In 2018, the Khalsa Day Parade saw over 250,000 people attend. The parade was started by First Nations in a move towards reconciliation of the fact that diaspora Sikhs are settlers in traditional First Nations lands.

=== Other ===
The Ontario Gurdwaras Committee also participates in various community and interfaith dialogues.

On August 11, 2012, at Nathan Phillips Square located within Toronto City Hall, the OGC along with other Sikh and non-Sikh organizations and institutions held a candlelight vigil in honour of those murdered in the Wisconsin Sikh Temple Shooting. Also in 2012, the OGC stood in solidarity with the victims of the Sandy Hook Elementary School shooting which took place in Newtown Connecticut. In addition to attending a multi-faith vigil, a simran was held in memory of the victims at Sri Guru Singh Sabha, a OGC member gurdwara in Malton Ontario.

In 2013, OGC was part of an interfaith coalition against casinos in Ontario, as a signatory to the "Interfaith Statement Opposing Casino Expansion in Ontario" in April that year.

Through its member gurdwara, Sri Guru Nanak Sikh Centre (Glidden Road), the OGC also supported the Campaign against Child Poverty.

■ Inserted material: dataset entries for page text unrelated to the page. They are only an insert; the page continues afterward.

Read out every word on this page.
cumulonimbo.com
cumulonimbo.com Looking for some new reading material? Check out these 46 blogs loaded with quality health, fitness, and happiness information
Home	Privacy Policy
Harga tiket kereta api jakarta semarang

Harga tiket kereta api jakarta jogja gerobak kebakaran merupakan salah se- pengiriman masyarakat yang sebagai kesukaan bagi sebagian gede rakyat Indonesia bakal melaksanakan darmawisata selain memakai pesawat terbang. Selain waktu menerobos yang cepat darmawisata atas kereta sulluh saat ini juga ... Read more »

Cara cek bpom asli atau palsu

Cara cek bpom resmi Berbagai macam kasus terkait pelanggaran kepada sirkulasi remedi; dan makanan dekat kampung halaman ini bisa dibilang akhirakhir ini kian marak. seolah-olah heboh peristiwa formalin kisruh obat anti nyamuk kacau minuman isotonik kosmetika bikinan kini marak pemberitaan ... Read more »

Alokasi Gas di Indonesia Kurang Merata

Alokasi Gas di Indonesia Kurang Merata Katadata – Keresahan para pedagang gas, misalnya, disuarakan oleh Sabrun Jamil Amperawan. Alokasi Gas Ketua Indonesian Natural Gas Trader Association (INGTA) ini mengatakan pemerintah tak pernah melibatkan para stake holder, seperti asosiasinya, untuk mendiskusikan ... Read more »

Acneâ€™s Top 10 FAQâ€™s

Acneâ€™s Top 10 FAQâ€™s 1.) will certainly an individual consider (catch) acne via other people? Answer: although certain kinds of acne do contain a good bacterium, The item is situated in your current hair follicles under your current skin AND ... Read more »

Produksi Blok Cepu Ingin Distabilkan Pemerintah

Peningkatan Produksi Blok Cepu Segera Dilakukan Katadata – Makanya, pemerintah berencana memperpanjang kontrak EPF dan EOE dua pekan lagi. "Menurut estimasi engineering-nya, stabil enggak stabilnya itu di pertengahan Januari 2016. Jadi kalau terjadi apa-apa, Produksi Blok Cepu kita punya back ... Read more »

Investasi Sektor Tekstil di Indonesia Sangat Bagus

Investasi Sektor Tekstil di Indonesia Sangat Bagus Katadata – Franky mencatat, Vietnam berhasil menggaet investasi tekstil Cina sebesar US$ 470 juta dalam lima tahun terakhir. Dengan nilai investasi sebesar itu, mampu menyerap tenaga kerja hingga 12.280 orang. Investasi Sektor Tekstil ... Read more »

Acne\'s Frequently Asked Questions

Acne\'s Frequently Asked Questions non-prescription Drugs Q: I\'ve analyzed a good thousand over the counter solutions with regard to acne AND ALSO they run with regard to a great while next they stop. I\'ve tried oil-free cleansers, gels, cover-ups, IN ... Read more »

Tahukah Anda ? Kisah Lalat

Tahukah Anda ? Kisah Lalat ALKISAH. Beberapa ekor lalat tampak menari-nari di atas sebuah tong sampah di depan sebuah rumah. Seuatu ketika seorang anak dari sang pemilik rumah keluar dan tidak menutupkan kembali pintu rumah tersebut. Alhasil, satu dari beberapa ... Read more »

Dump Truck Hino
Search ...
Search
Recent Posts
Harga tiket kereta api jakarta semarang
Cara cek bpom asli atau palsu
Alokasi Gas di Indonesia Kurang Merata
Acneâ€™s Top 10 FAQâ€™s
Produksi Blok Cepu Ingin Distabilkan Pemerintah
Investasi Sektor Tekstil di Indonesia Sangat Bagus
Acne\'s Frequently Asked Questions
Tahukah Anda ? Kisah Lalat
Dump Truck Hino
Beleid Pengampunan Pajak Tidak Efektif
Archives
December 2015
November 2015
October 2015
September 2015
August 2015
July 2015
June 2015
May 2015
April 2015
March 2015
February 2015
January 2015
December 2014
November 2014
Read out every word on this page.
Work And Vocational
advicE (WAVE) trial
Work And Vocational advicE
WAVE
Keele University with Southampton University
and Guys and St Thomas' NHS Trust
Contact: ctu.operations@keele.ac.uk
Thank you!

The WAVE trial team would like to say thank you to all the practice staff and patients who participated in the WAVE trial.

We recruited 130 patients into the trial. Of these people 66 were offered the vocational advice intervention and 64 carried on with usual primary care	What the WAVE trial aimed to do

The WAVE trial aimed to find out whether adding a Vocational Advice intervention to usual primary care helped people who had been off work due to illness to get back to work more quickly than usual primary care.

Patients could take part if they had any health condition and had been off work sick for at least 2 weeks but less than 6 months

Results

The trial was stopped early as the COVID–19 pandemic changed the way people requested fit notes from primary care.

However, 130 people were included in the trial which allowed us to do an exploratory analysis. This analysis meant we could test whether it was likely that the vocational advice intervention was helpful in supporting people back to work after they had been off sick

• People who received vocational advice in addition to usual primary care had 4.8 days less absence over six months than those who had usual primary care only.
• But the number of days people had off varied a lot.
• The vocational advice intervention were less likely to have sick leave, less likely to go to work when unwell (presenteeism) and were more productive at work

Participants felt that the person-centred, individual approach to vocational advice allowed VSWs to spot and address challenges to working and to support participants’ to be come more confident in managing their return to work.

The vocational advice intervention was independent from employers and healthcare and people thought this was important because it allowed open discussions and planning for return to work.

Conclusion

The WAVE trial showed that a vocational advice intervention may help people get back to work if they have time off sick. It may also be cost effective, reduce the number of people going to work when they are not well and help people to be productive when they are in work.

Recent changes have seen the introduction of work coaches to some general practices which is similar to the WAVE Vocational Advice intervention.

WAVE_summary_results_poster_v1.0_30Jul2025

On April 1, 2014, the Ontario Gurdwaras Committee took part in the inauguration of April as Sikh Heritage Month in the Province of Ontario. These celebrations were held in Queens Park and hosted by Jagmeet Singh, Member of Provincial Parliament for Bramalea—Gore—Malton.

In 2016, the OGC, along with the OSGC and the Punjabi media in Ontario, made a joint effort to provide aid to those affected by the Fort McMurray wildfire by collectively donating over $400,000 on behalf of the Sikh community of Ontario. The funds were provided directly to Alberta Premier Rachel Notley and the mayor of RM of Wood Buffalo Melissa Blake.

On a local level, the OGC held a community town hall in cooperation with United Sikhs to address the increase in youth violence in the Brampton area of Ontario. Hundreds of community residents attended the town hall, so much so that many had to be turned away at the door. Members of the Peel Regional Police as well as local elected officials made a number of promises to community members. The OGC promised to work with youth by having anti-violence and newcomer orientations at its member gurdwaras.

=== Lobbying against Government of India ===
In early 2018, the OGC led a worldwide initiative to stop the continued interference of the Government of India in the domestic and internal affairs of the Sikh diaspora.

OGC instigated a ban of Indian officials from entering the premises of Sikh places of worship in any official capacity. Eventually, over 400 gurdwaras in Canada, Australia, Europe and the United States of America, as well as many other countries, signed on to this effort.

That year, the OGC also wrote a notice and lobbied Canadian Members of Parliament regarding the matter.

Following lobbying in regards to the Indian government's pressure tactics on the City of Brampton to not allow an independent Punjab Pavilion in the annual Carabram program, the Canadian Minister of Foreign Affairs Chrystia Freeland offered a stiff reply against the Government of India. In May 2018, an improvised explosive device was set off outside the Bombay Bhel restaurant in Mississauga by unknown individuals. After the Government of India set up an information line, both the OGC as well the Peel Regional Police rebuked the move for immediately undermining and interfering with an ongoing police investigation.

In March 2023, following the 2021 federal election and ahead of the 2025 election, the OGC teamed up with the British Columbia Gurdwaras Council to publish a report calling out alleged Indian interference in Canada's politics. The report notes:These activities include infiltrating Sikh Gurdwaras, recruiting informants and agent provocateurs within the community, deceptively interjecting the Indian narratives into Canadian media reporting, and influencing Canadian diplomats, security officers and MPs.The report called on the Canadian government to take a tougher approach on the foreign interference file—legally, through the Criminal Code and the Canada Elections Act, and diplomatically, by declaring diplomats persona non grata where the evidence warrants so. The OGC and BCGC also called on Canada's national security agencies to disclose relevant information about India's record of election meddling and political interference in Canada.